The creators of the survey, which include Dr. Howard Freed, the former director for the Center of Environmental Health at the state health department, did not point fingers at the Cuomo administration. But Dr. David Bond with Bennington College said through talking to residents, they’ve discovered there’s a need for more data on potential health effects from exposure to the chemical.
“Residents have expressed frustration at the toxic uncertainty that PFOA has introduced into their lives,” Bond said. “So many mothers and fathers have expressed fear and outrage that the homes they’ve labored for years to call their own may have been quietly causing harm to their families all along.”
Bond has received two grants from the National Science Foundation to research the effects of PFOA in the region. He said the survey focuses on six specific illnesses, including kidney cancer and thyroid disease, that are associated in scientific studies with exposure to PFOA.
Hoosick Falls resident Charlene Pray attended the announcement with her two grandchildren. All of them drank the contaminated water for several years, and Pray has elevated levels of PFOA in her blood. She said Cuomo’s health department dropped the ball.
“It’s disappointing there weren’t more regulations to protect us,” Pray said. “But now that the incident has happened, then protect us by getting out and finding out exactly what’s going on.”
Cuomo’s health commissioner, Dr. Howard Zucker, was testifying nearby in the Capitol complex at an unrelated hearing on Lyme disease. Zucker said he doesn’t know anything about the Bennington College study and so couldn’t comment.
“I haven’t heard what came out of that,” Zucker said.
Three members of the state health department attended the announcement about the study, according to a sign-up sheet.
When informed by reporters about what the study would do, Zucker said the health department already asked residents about health concerns.
“We actually asked a questionnaire with a lot of information,” Zucker said.
A spokesman for the state health department later clarified that a survey that accompanied blood testing of residents in 2016 asked about any health concerns that residents were having. About 3,000 residents were tested, and about 1,700 responded to the survey. Spokesman Gary Holmes said the health department questionnaire did not limit the questions to the six illnesses scientifically associated with PFOA exposure. He said they did that on purpose because they did not want to constrain the answers.
Holmes said there’s no timetable yet for when the data from the 1,700 questionnaires might be released. He said it might not come out until after a second round of blood tests will be offered to village residents sometime later this year. Holmes said the health department has reposted the survey to its website to get more respondents.

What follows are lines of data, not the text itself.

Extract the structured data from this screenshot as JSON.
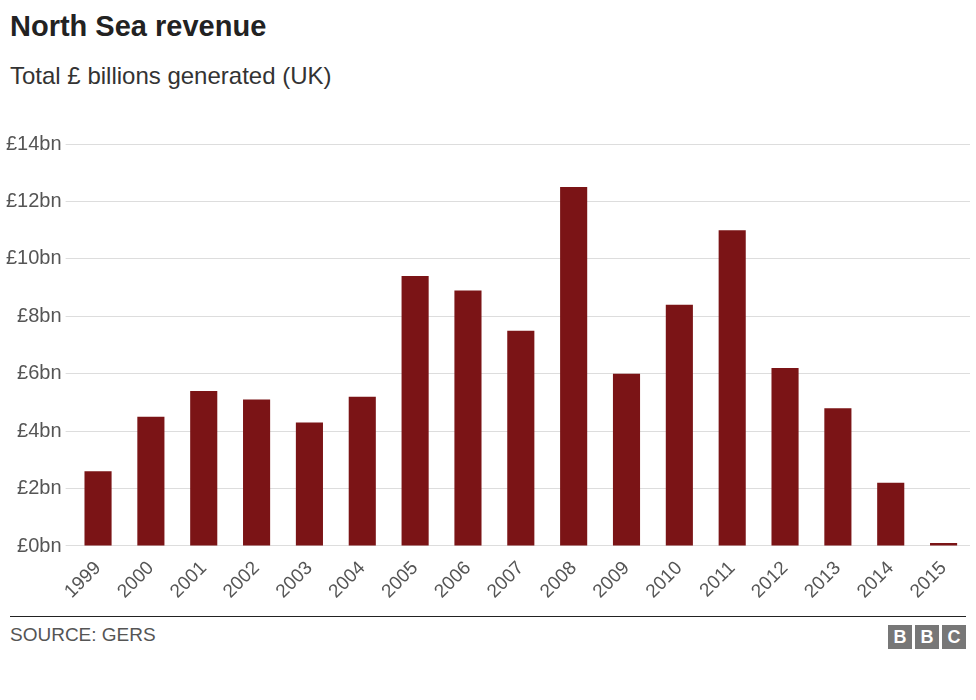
{
  "chart_data": {
    "type": "bar",
    "title": "North Sea revenue",
    "subtitle": "Total £ billions generated (UK)",
    "categories": [
      "1999",
      "2000",
      "2001",
      "2002",
      "2003",
      "2004",
      "2005",
      "2006",
      "2007",
      "2008",
      "2009",
      "2010",
      "2011",
      "2012",
      "2013",
      "2014",
      "2015"
    ],
    "values": [
      2.6,
      4.5,
      5.4,
      5.1,
      4.3,
      5.2,
      9.4,
      8.9,
      7.5,
      12.5,
      6.0,
      8.4,
      11.0,
      6.2,
      4.8,
      2.2,
      0.1
    ],
    "color": "#7b1416",
    "ylim": [
      0,
      14
    ],
    "yticks": [
      {
        "value": 0,
        "label": "£0bn"
      },
      {
        "value": 2,
        "label": "£2bn"
      },
      {
        "value": 4,
        "label": "£4bn"
      },
      {
        "value": 6,
        "label": "£6bn"
      },
      {
        "value": 8,
        "label": "£8bn"
      },
      {
        "value": 10,
        "label": "£10bn"
      },
      {
        "value": 12,
        "label": "£12bn"
      },
      {
        "value": 14,
        "label": "£14bn"
      }
    ],
    "grid": true,
    "source": "SOURCE: GERS",
    "logo": "BBC"
  }
}
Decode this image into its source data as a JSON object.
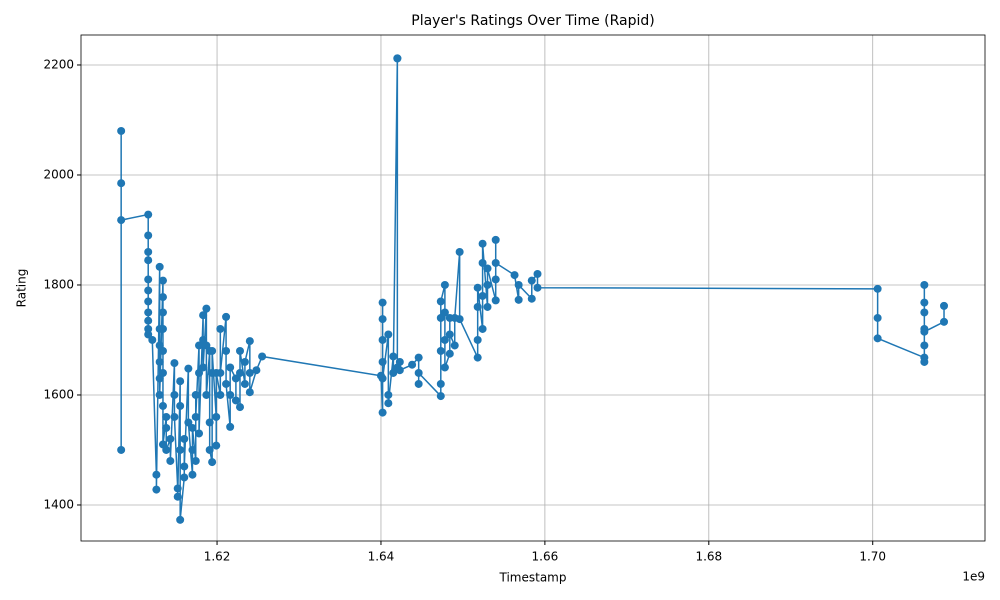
{
  "chart_data": {
    "type": "line",
    "title": "Player's Ratings Over Time (Rapid)",
    "x_label": "Timestamp",
    "y_label": "Rating",
    "x_offset_label": "1e9",
    "color": "#1f77b4",
    "markers": true,
    "grid": true,
    "xlim": [
      1.6034,
      1.7137
    ],
    "ylim": [
      1334.5,
      2254.5
    ],
    "xticks": [
      1.62,
      1.64,
      1.66,
      1.68,
      {
        "value": 1.7,
        "label": "1.70"
      }
    ],
    "yticks": [
      1400,
      1600,
      1800,
      2000,
      2200
    ],
    "x": [
      1.6083,
      1.6083,
      1.6083,
      1.6083,
      1.6116,
      1.6116,
      1.6116,
      1.6116,
      1.6116,
      1.6116,
      1.6116,
      1.6116,
      1.6116,
      1.6116,
      1.6116,
      1.6121,
      1.6126,
      1.6126,
      1.613,
      1.613,
      1.613,
      1.613,
      1.613,
      1.613,
      1.6134,
      1.6134,
      1.6134,
      1.6134,
      1.6134,
      1.6134,
      1.6134,
      1.6134,
      1.6138,
      1.6138,
      1.6138,
      1.6143,
      1.6143,
      1.6148,
      1.6148,
      1.6148,
      1.6152,
      1.6152,
      1.6155,
      1.6155,
      1.6155,
      1.6155,
      1.616,
      1.616,
      1.616,
      1.6165,
      1.6165,
      1.617,
      1.617,
      1.617,
      1.6174,
      1.6174,
      1.6174,
      1.6178,
      1.6178,
      1.6178,
      1.6183,
      1.6183,
      1.6183,
      1.6187,
      1.6187,
      1.6187,
      1.6191,
      1.6191,
      1.6191,
      1.6194,
      1.6194,
      1.6194,
      1.6199,
      1.6199,
      1.6199,
      1.6204,
      1.6204,
      1.6204,
      1.6211,
      1.6211,
      1.6211,
      1.6216,
      1.6216,
      1.6216,
      1.6223,
      1.6223,
      1.6228,
      1.6228,
      1.6228,
      1.6234,
      1.6234,
      1.624,
      1.624,
      1.624,
      1.6248,
      1.6255,
      1.64,
      1.6402,
      1.6402,
      1.6402,
      1.6402,
      1.6402,
      1.6402,
      1.6409,
      1.6409,
      1.6409,
      1.6415,
      1.6415,
      1.642,
      1.642,
      1.642,
      1.6423,
      1.6423,
      1.6438,
      1.6446,
      1.6446,
      1.6446,
      1.6473,
      1.6473,
      1.6473,
      1.6473,
      1.6473,
      1.6478,
      1.6478,
      1.6478,
      1.6478,
      1.6484,
      1.6484,
      1.6484,
      1.649,
      1.649,
      1.6496,
      1.6496,
      1.6518,
      1.6518,
      1.6518,
      1.6518,
      1.6524,
      1.6524,
      1.6524,
      1.6524,
      1.653,
      1.653,
      1.653,
      1.654,
      1.654,
      1.654,
      1.654,
      1.6563,
      1.6568,
      1.6568,
      1.6584,
      1.6584,
      1.6591,
      1.6591,
      1.7006,
      1.7006,
      1.7006,
      1.7063,
      1.7063,
      1.7063,
      1.7063,
      1.7063,
      1.7063,
      1.7063,
      1.7063,
      1.7087,
      1.7087
    ],
    "values": [
      1500,
      2080,
      1985,
      1918,
      1928,
      1890,
      1860,
      1845,
      1810,
      1790,
      1770,
      1750,
      1735,
      1720,
      1710,
      1700,
      1455,
      1428,
      1833,
      1720,
      1690,
      1660,
      1630,
      1600,
      1808,
      1778,
      1750,
      1720,
      1680,
      1640,
      1580,
      1510,
      1560,
      1540,
      1500,
      1520,
      1480,
      1658,
      1600,
      1560,
      1430,
      1415,
      1625,
      1580,
      1500,
      1373,
      1450,
      1520,
      1470,
      1648,
      1550,
      1455,
      1500,
      1540,
      1480,
      1600,
      1560,
      1690,
      1640,
      1530,
      1745,
      1700,
      1650,
      1757,
      1690,
      1600,
      1680,
      1550,
      1500,
      1478,
      1640,
      1680,
      1560,
      1508,
      1640,
      1600,
      1720,
      1640,
      1742,
      1680,
      1620,
      1542,
      1600,
      1650,
      1630,
      1590,
      1578,
      1640,
      1680,
      1620,
      1660,
      1698,
      1640,
      1605,
      1645,
      1670,
      1635,
      1568,
      1768,
      1738,
      1700,
      1660,
      1630,
      1710,
      1600,
      1585,
      1670,
      1640,
      2212,
      2212,
      1650,
      1660,
      1645,
      1655,
      1668,
      1620,
      1640,
      1598,
      1620,
      1680,
      1740,
      1770,
      1800,
      1750,
      1700,
      1650,
      1675,
      1740,
      1710,
      1690,
      1740,
      1860,
      1738,
      1668,
      1700,
      1760,
      1795,
      1720,
      1780,
      1840,
      1875,
      1760,
      1800,
      1830,
      1772,
      1810,
      1882,
      1840,
      1818,
      1773,
      1800,
      1775,
      1808,
      1820,
      1795,
      1793,
      1740,
      1703,
      1668,
      1660,
      1690,
      1720,
      1750,
      1768,
      1800,
      1715,
      1733,
      1762
    ]
  }
}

The health department has looked at previously published data through the New York State Cancer Registry and concluded in July that there was no significant incidence of cancer within the Hoosick Falls village limits.
Enck said she hopes her survey does not find any illness clusters, but she said if there are, she hopes the results will spur government agencies to take a closer look.
“We don’t know what we’re going to find, but if a trend is identified, it is our great hope that a more comprehensive health study will be done,” Enck said.
Zucker, the health commissioner, agreed.
“This is all about collaboration,” Zucker said.
Just as Bennington College was announcing its survey, the state health department issued a press release saying Zucker has written a letter to the Centers for Disease Control in Washington, asking that a federal survey be conducted.